Die Lage der alleinstehende Mutter, die bei Roman Schlag Hilfe suchte, war heikel: Sie lebte von Hartz IV, hatte zwei kleine Kinder im Alter von zwei und vier Jahren. Die Wohnung war marode und schlecht gedämmt, es gab nur einen Gasofen. Also heizte die Frau Schlaf- und Kinderzimmer mit einem Heizlüfter. Fatal, wie sich herausstellte. Als sie bei der Caritas Aachen Hilfe suchte, schuldete sie ihrem Stromversorger 1.200 Euro. Wochenlang verhandelte Schlag, bis sich eine Lösung fand: Die Kommune gewährte einen Heizkostenzuschuss, der Stromversorger ein Darlehen.

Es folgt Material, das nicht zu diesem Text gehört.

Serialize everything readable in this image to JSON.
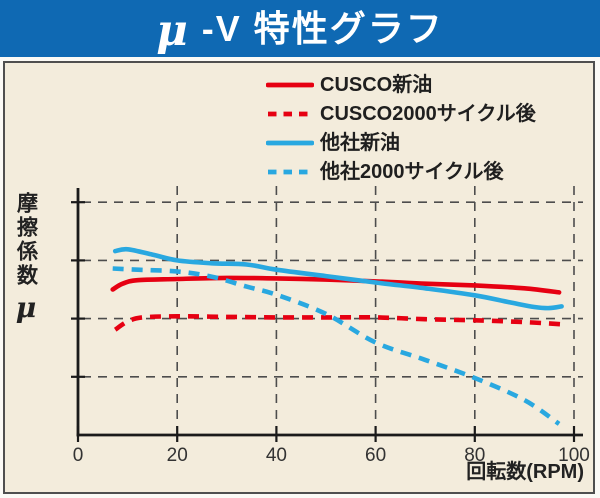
{
  "title": {
    "mu": "μ",
    "rest": "-V 特性グラフ"
  },
  "colors": {
    "titlebar": "#0f69b3",
    "title_text": "#ffffff",
    "panel_background": "#f3ecdc",
    "frame": "#4f4f4f",
    "cusco_red": "#e60012",
    "other_blue": "#29a8e0",
    "gridline": "#4d4d4d",
    "axis": "#1a1a1a",
    "label_text": "#222222"
  },
  "legend": {
    "items": [
      {
        "label": "CUSCO新油",
        "color": "#e60012",
        "style": "solid"
      },
      {
        "label": "CUSCO2000サイクル後",
        "color": "#e60012",
        "style": "dashed"
      },
      {
        "label": "他社新油",
        "color": "#29a8e0",
        "style": "solid"
      },
      {
        "label": "他社2000サイクル後",
        "color": "#29a8e0",
        "style": "dashed"
      }
    ]
  },
  "axes": {
    "x_label": "回転数(RPM)",
    "x_tick_labels": [
      "0",
      "20",
      "40",
      "60",
      "80",
      "100"
    ],
    "y_label": "摩擦係数",
    "y_label_symbol": "μ"
  },
  "chart_data": {
    "type": "line",
    "title": "μ-V 特性グラフ",
    "xlabel": "回転数(RPM)",
    "ylabel": "摩擦係数 μ (no numeric scale shown)",
    "xlim": [
      0,
      100
    ],
    "x_ticks": [
      0,
      20,
      40,
      60,
      80,
      100
    ],
    "y_axis": {
      "labeled": false,
      "gridline_units": [
        1,
        2,
        3,
        4
      ],
      "ylim_units": [
        0,
        4.3
      ]
    },
    "grid": "dashed, horizontal at each y tick and vertical at each x tick",
    "legend_position": "top-right above plot",
    "series": [
      {
        "name": "CUSCO新油",
        "color": "#e60012",
        "style": "solid",
        "points": [
          [
            7,
            2.5
          ],
          [
            9,
            2.6
          ],
          [
            12,
            2.66
          ],
          [
            20,
            2.68
          ],
          [
            30,
            2.7
          ],
          [
            40,
            2.69
          ],
          [
            50,
            2.67
          ],
          [
            60,
            2.64
          ],
          [
            70,
            2.6
          ],
          [
            80,
            2.57
          ],
          [
            90,
            2.52
          ],
          [
            97,
            2.45
          ]
        ]
      },
      {
        "name": "CUSCO2000サイクル後",
        "color": "#e60012",
        "style": "dashed",
        "points": [
          [
            7.5,
            1.81
          ],
          [
            10,
            1.95
          ],
          [
            13,
            2.02
          ],
          [
            20,
            2.04
          ],
          [
            30,
            2.03
          ],
          [
            40,
            2.02
          ],
          [
            50,
            2.02
          ],
          [
            60,
            2.02
          ],
          [
            70,
            1.99
          ],
          [
            80,
            1.97
          ],
          [
            90,
            1.94
          ],
          [
            98,
            1.9
          ]
        ]
      },
      {
        "name": "他社新油",
        "color": "#29a8e0",
        "style": "solid",
        "points": [
          [
            7.5,
            3.16
          ],
          [
            10,
            3.19
          ],
          [
            15,
            3.1
          ],
          [
            20,
            3.0
          ],
          [
            27,
            2.95
          ],
          [
            34,
            2.93
          ],
          [
            40,
            2.84
          ],
          [
            50,
            2.73
          ],
          [
            60,
            2.62
          ],
          [
            70,
            2.52
          ],
          [
            80,
            2.4
          ],
          [
            87,
            2.28
          ],
          [
            92,
            2.2
          ],
          [
            95,
            2.18
          ],
          [
            97.5,
            2.21
          ]
        ]
      },
      {
        "name": "他社2000サイクル後",
        "color": "#29a8e0",
        "style": "dashed",
        "points": [
          [
            7,
            2.86
          ],
          [
            12,
            2.84
          ],
          [
            20,
            2.81
          ],
          [
            27,
            2.72
          ],
          [
            34,
            2.55
          ],
          [
            40,
            2.41
          ],
          [
            50,
            2.08
          ],
          [
            60,
            1.59
          ],
          [
            70,
            1.29
          ],
          [
            80,
            0.98
          ],
          [
            90,
            0.6
          ],
          [
            97,
            0.19
          ]
        ]
      }
    ]
  }
}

Fast jeder Dritte, der bei ihm Hilfe suche, habe Stromschulden, erzählt der Schuldenexperte. Meist treibt erst die Angst vor einer Stromsperre die Menschen zu einer Beratung. Allein in Nordrhein-Westfalen , schätzt die dortige Verbraucherzentrale, drehten die Stromversorger im Jahr 2010 mehr als 120.000 Haushalten den Strom ab.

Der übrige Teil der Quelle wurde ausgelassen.